E la tv? Lei è uno dei pochi attori che non si è ancora visto in una serie televisiva.
«Non ho mai guardato la televisione ma recentemente mio figlio, 17 anni, mi ha consigliato di vedere Breaking Bad, l’ho fatto e che dire? È grandioso, recitato benissimo e sì, capisco che ci siano dei vantaggi a fare televisione. Se tu hai tempo puoi passare cinquanta minuti a guardare una valigetta, o fare un’intera puntata su una mosca che vola in un laboratorio di metanfetamine. Non puoi farlo con un film perché hai solo due ore a disposizione, tre al massimo. Così recentemente mi è capitato di pensare che sì, forse è giunto anche il momento di fare televisione».
Intanto però al cinema arriva Renfield. E lei interpreta Dracula.
«Renfield non è la storia di Dracula. È la storia di una relazione tossica fra Renfield, l’aiutante di Dracula, e lui, il suo datore di lavoro. Renfield è interpretato dal bravissimo Nicholas Hoult e nel cast c’è anche Awkafina. Di solito il personaggio di Renfield nei film di Dracula è sempre dipinto in maniera grottesca. In questo caso invece è affascinante e divertente, è un punto di vista diverso. E anche Dracula è diverso, ha aiutato il trucco, i denti di ceramica. È stato divertente».
Chi è Dracula? Cosa rappresenta?
«Per me è esilio e amore. Lui ama ma non è mai ricambiato. Se ami e sei sempre respinto, è normale che le cose finiscano male».
Come sceglie i copioni dopo 45 anni di carriera?
«Mi piacciono i ruoli che mi permettono di attingere al mio bagaglio emotivo così che la recitazione sia ridotta al minimo. Mi è capitato recentemente con un piccolo film chiamato Pig. Anche la paura aiuta. Se hai paura di un ruolo, allora è il momento di farlo. Perché ti permette di alzare l’asticella. Di non rilassarti».
Tipo?
«Salire su un palco, recitare a teatro, per esempio. L’ho fatto a scuola, ma non credo conti. Però anche quella recita scolastica mi fece molta paura e forse è giunto il momento di farlo davvero, da grande. C’è un che di liberatorio nel raccontare una storia dalla a alla zeta, senza interruzioni. Ma devo dire che i miei eroi sono quelli al cinema, James Dean, per esempio».

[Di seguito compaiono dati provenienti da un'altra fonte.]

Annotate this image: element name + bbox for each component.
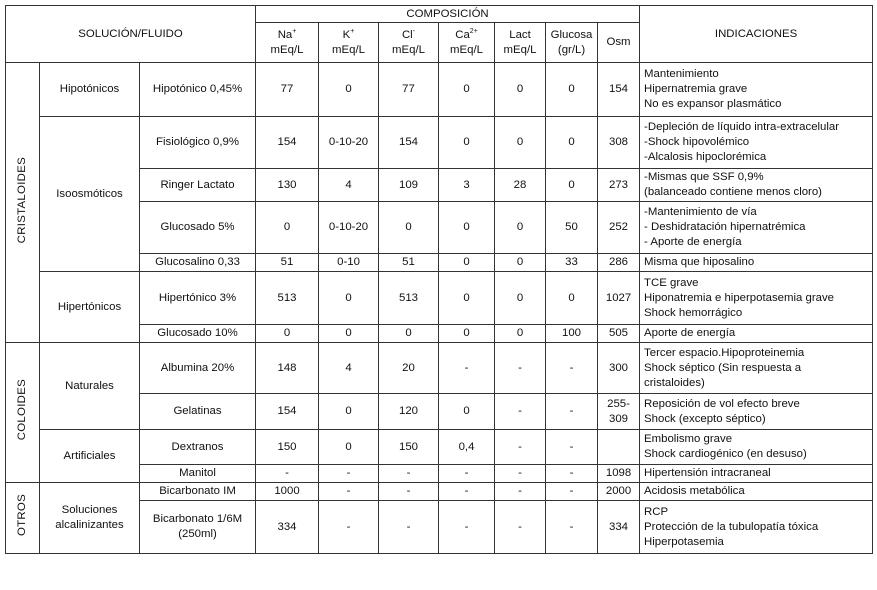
- group-label-text: OTROS: [16, 494, 28, 537]
- value-cl: 120: [379, 394, 439, 430]
- indication-line: TCE grave: [644, 276, 699, 289]
- value-cl: 513: [379, 272, 439, 325]
- subgroup-label: Isoosmóticos: [40, 117, 140, 272]
- value-cl: 77: [379, 63, 439, 117]
- value-cl: 51: [379, 254, 439, 272]
- value-lact: -: [495, 430, 546, 465]
- value-k: 0-10-20: [319, 202, 379, 254]
- value-lact: -: [495, 394, 546, 430]
- column-header-cl: [379, 23, 439, 63]
- indication-line: Hiponatremia e hiperpotasemia grave: [644, 291, 834, 304]
- indication-line: Embolismo grave: [644, 433, 733, 445]
- table-row: [6, 272, 873, 325]
- indication-line: Shock hemorrágico: [644, 306, 743, 319]
- indications-cell: [640, 117, 873, 169]
- value-na: 1000: [256, 483, 319, 501]
- solution-name: Glucosado 5%: [140, 202, 256, 254]
- value-cl: 154: [379, 117, 439, 169]
- indication-line: Hipernatremia grave: [644, 83, 748, 95]
- column-header-sup: +: [292, 27, 297, 35]
- value-osm: 255- 309: [598, 394, 640, 430]
- solution-name: Albumina 20%: [140, 343, 256, 394]
- indication-line: Misma que hiposalino: [644, 256, 755, 268]
- indication-line: Reposición de vol efecto breve: [644, 397, 800, 410]
- column-header-unit: mEq/L: [450, 43, 483, 56]
- value-glu: 0: [546, 272, 598, 325]
- indication-line: -Alcalosis hipoclorémica: [644, 151, 767, 163]
- value-k: 0-10-20: [319, 117, 379, 169]
- value-lact: 0: [495, 272, 546, 325]
- column-header-sup: 2+: [469, 27, 478, 35]
- indications-cell: [640, 501, 873, 554]
- value-cl: 0: [379, 325, 439, 343]
- value-ca: -: [439, 501, 495, 554]
- indications-cell: [640, 169, 873, 202]
- value-k: 4: [319, 343, 379, 394]
- value-ca: -: [439, 465, 495, 483]
- value-na: 130: [256, 169, 319, 202]
- value-glu: 0: [546, 63, 598, 117]
- value-na: 77: [256, 63, 319, 117]
- column-header-unit: (gr/L): [557, 43, 586, 56]
- indications-cell: [640, 483, 873, 501]
- indication-line: Shock cardiogénico (en desuso): [644, 448, 807, 460]
- column-header-label: [549, 28, 594, 43]
- indications-cell: [640, 325, 873, 343]
- indication-line: Acidosis metabólica: [644, 485, 745, 497]
- indication-line: Tercer espacio.Hipoproteinemia: [644, 346, 805, 359]
- indication-line: -Shock hipovolémico: [644, 136, 750, 148]
- indication-line: cristaloides): [644, 376, 705, 389]
- value-cl: -: [379, 483, 439, 501]
- solution-name: Dextranos: [140, 430, 256, 465]
- indication-line: Hiperpotasemia: [644, 535, 724, 548]
- column-header-label: [259, 28, 315, 43]
- value-osm: 1027: [598, 272, 640, 325]
- header-row-1: [6, 6, 873, 23]
- value-osm: 2000: [598, 483, 640, 501]
- value-osm: 1098: [598, 465, 640, 483]
- group-label-cristaloides: [6, 63, 40, 343]
- value-k: -: [319, 501, 379, 554]
- solucion-header: SOLUCIÓN/FLUIDO: [6, 6, 256, 63]
- value-k: 0-10: [319, 254, 379, 272]
- value-glu: 33: [546, 254, 598, 272]
- value-lact: 0: [495, 254, 546, 272]
- indication-line: Hipertensión intracraneal: [644, 467, 771, 479]
- value-k: 0: [319, 272, 379, 325]
- subgroup-label: Artificiales: [40, 430, 140, 483]
- value-na: 148: [256, 343, 319, 394]
- column-header-sup: +: [350, 27, 355, 35]
- table-row: [6, 117, 873, 169]
- value-ca: 0: [439, 63, 495, 117]
- subgroup-label: Soluciones alcalinizantes: [40, 483, 140, 554]
- value-cl: 109: [379, 169, 439, 202]
- indications-cell: [640, 202, 873, 254]
- value-ca: 0: [439, 254, 495, 272]
- value-osm: 273: [598, 169, 640, 202]
- column-header-na: [256, 23, 319, 63]
- indications-cell: [640, 254, 873, 272]
- column-header-unit: mEq/L: [503, 43, 537, 56]
- value-ca: 0: [439, 325, 495, 343]
- indication-line: Protección de la tubulopatía tóxica: [644, 520, 819, 533]
- indication-line: Shock (excepto séptico): [644, 412, 766, 425]
- indication-line: Shock séptico (Sin respuesta a: [644, 361, 802, 374]
- indications-cell: [640, 394, 873, 430]
- fluid-solutions-table: [5, 5, 873, 554]
- value-k: 0: [319, 325, 379, 343]
- solution-name: Hipotónico 0,45%: [140, 63, 256, 117]
- column-header-glucosa: [546, 23, 598, 63]
- solution-name: Hipertónico 3%: [140, 272, 256, 325]
- indication-line: - Aporte de energía: [644, 236, 742, 248]
- value-cl: -: [379, 465, 439, 483]
- value-na: 513: [256, 272, 319, 325]
- column-header-label: [442, 28, 491, 43]
- value-lact: 0: [495, 325, 546, 343]
- value-na: 150: [256, 430, 319, 465]
- column-header-base: Na: [277, 28, 293, 41]
- value-glu: 100: [546, 325, 598, 343]
- value-glu: -: [546, 394, 598, 430]
- value-na: 0: [256, 202, 319, 254]
- value-na: -: [256, 465, 319, 483]
- value-glu: -: [546, 501, 598, 554]
- table-container: [5, 5, 873, 554]
- group-label-text: COLOIDES: [16, 379, 28, 441]
- column-header-base: Lact: [509, 28, 531, 41]
- indication-line: Mantenimiento: [644, 68, 719, 80]
- value-glu: -: [546, 343, 598, 394]
- subgroup-label: Naturales: [40, 343, 140, 430]
- value-k: 0: [319, 430, 379, 465]
- value-k: -: [319, 483, 379, 501]
- value-ca: 3: [439, 169, 495, 202]
- value-ca: -: [439, 483, 495, 501]
- solution-name: Gelatinas: [140, 394, 256, 430]
- indications-cell: [640, 465, 873, 483]
- column-header-base: Glucosa: [550, 28, 593, 41]
- value-na: 154: [256, 117, 319, 169]
- value-cl: -: [379, 501, 439, 554]
- column-header-base: Osm: [606, 36, 631, 48]
- value-k: -: [319, 465, 379, 483]
- value-glu: 50: [546, 202, 598, 254]
- value-glu: -: [546, 465, 598, 483]
- column-header-base: Ca: [455, 28, 470, 41]
- table-row: [6, 430, 873, 465]
- value-cl: 20: [379, 343, 439, 394]
- column-header-ca: [439, 23, 495, 63]
- value-lact: -: [495, 465, 546, 483]
- solution-name: Fisiológico 0,9%: [140, 117, 256, 169]
- column-header-unit: mEq/L: [392, 43, 425, 56]
- column-header-label: [322, 28, 375, 43]
- value-na: 0: [256, 325, 319, 343]
- indications-cell: [640, 272, 873, 325]
- solution-name: Bicarbonato IM: [140, 483, 256, 501]
- value-osm: 154: [598, 63, 640, 117]
- value-cl: 150: [379, 430, 439, 465]
- table-row: [6, 483, 873, 501]
- value-na: 51: [256, 254, 319, 272]
- solution-name: Bicarbonato 1/6M (250ml): [140, 501, 256, 554]
- value-ca: -: [439, 343, 495, 394]
- solution-name: Glucosalino 0,33: [140, 254, 256, 272]
- column-header-lact: [495, 23, 546, 63]
- solution-name: Ringer Lactato: [140, 169, 256, 202]
- indication-line: Aporte de energía: [644, 327, 736, 339]
- subgroup-label: Hipotónicos: [40, 63, 140, 117]
- value-osm: [598, 430, 640, 465]
- column-header-label: [382, 28, 435, 43]
- value-ca: 0,4: [439, 430, 495, 465]
- group-label-text: CRISTALOIDES: [16, 156, 28, 244]
- column-header-unit: mEq/L: [270, 43, 304, 56]
- value-osm: 252: [598, 202, 640, 254]
- indication-line: -Depleción de líquido intra-extracelular: [644, 121, 840, 133]
- value-glu: 0: [546, 169, 598, 202]
- subgroup-label: Hipertónicos: [40, 272, 140, 343]
- composicion-header: COMPOSICIÓN: [256, 6, 640, 23]
- indications-cell: [640, 63, 873, 117]
- column-header-sup: -: [412, 27, 416, 35]
- column-header-osm: [598, 23, 640, 63]
- value-osm: 300: [598, 343, 640, 394]
- indication-line: -Mismas que SSF 0,9%: [644, 171, 764, 183]
- value-k: 4: [319, 169, 379, 202]
- table-row: [6, 343, 873, 394]
- value-lact: 0: [495, 202, 546, 254]
- solution-name: Glucosado 10%: [140, 325, 256, 343]
- column-header-label: [601, 35, 636, 50]
- value-osm: 505: [598, 325, 640, 343]
- column-header-base: K: [342, 28, 351, 41]
- value-cl: 0: [379, 202, 439, 254]
- value-lact: 28: [495, 169, 546, 202]
- indication-line: - Deshidratación hipernatrémica: [644, 221, 806, 233]
- value-ca: 0: [439, 394, 495, 430]
- table-body: [6, 63, 873, 554]
- indication-line: No es expansor plasmático: [644, 98, 782, 110]
- value-lact: -: [495, 501, 546, 554]
- column-header-label: [498, 28, 542, 43]
- column-header-k: [319, 23, 379, 63]
- group-label-otros: [6, 483, 40, 554]
- value-lact: -: [495, 343, 546, 394]
- group-label-coloides: [6, 343, 40, 483]
- value-osm: 334: [598, 501, 640, 554]
- value-lact: 0: [495, 117, 546, 169]
- value-ca: 0: [439, 272, 495, 325]
- value-k: 0: [319, 63, 379, 117]
- value-na: 154: [256, 394, 319, 430]
- value-glu: -: [546, 483, 598, 501]
- table-row: [6, 63, 873, 117]
- value-k: 0: [319, 394, 379, 430]
- indications-cell: [640, 430, 873, 465]
- value-lact: 0: [495, 63, 546, 117]
- value-osm: 308: [598, 117, 640, 169]
- indication-line: RCP: [644, 505, 669, 518]
- indication-line: -Mantenimiento de vía: [644, 206, 757, 218]
- indication-line: (balanceado contiene menos cloro): [644, 186, 822, 198]
- indications-cell: [640, 343, 873, 394]
- value-ca: 0: [439, 117, 495, 169]
- value-osm: 286: [598, 254, 640, 272]
- value-glu: -: [546, 430, 598, 465]
- value-ca: 0: [439, 202, 495, 254]
- indicaciones-header: INDICACIONES: [640, 6, 873, 63]
- value-glu: 0: [546, 117, 598, 169]
- value-lact: -: [495, 483, 546, 501]
- column-header-unit: mEq/L: [332, 43, 365, 56]
- solution-name: Manitol: [140, 465, 256, 483]
- value-na: 334: [256, 501, 319, 554]
- column-header-base: Cl: [401, 28, 413, 41]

La sua prima memoria in una sala?
«Ricordo la prima volta che capii di voler fare questo mestiere. Ero al Beverly Cinema, a Los Angeles, avevo 15 anni e vidi James Dean in Gioventù Bruciata. Ricordo una scena in cui lui va in escandescenze perché viene rifiutato dal padre. Piange e non sembra affatto che stia fingendo. James Dean piangeva e io piangevo con lui, e ricordo di aver pensato: è questo che voglio fare nella vita».
E oggi? Nessun momento di stanchezza?
«Certo, ci sono, ma non mi è mai mancata la speranza. Che dietro l’angolo ci sia qualcosa di interessante, un giovane filmmaker con una idea grandiosa capace di accendere il mio interesse».
Per cosa la fermano i fan per strada? Per quali titoli?
«Soprattutto Stregata dalla luna, Face/Off, Arizona Junior».
Ha un genere cinematografico preferito?
«Mi piacciono i film che raccontano storie semplici, quelli che narrano persone ordinarie con la volontà di migliorare la loro vita o soccombono sotto il suo peso. Amo anche i film horror».
Riesce a capire in anticipo quando un film funzionerà?
«Assolutamente no. C’è sempre un elemento imprevedibile con cui devi fare i conti. Io lo chiamo il dio del cinema».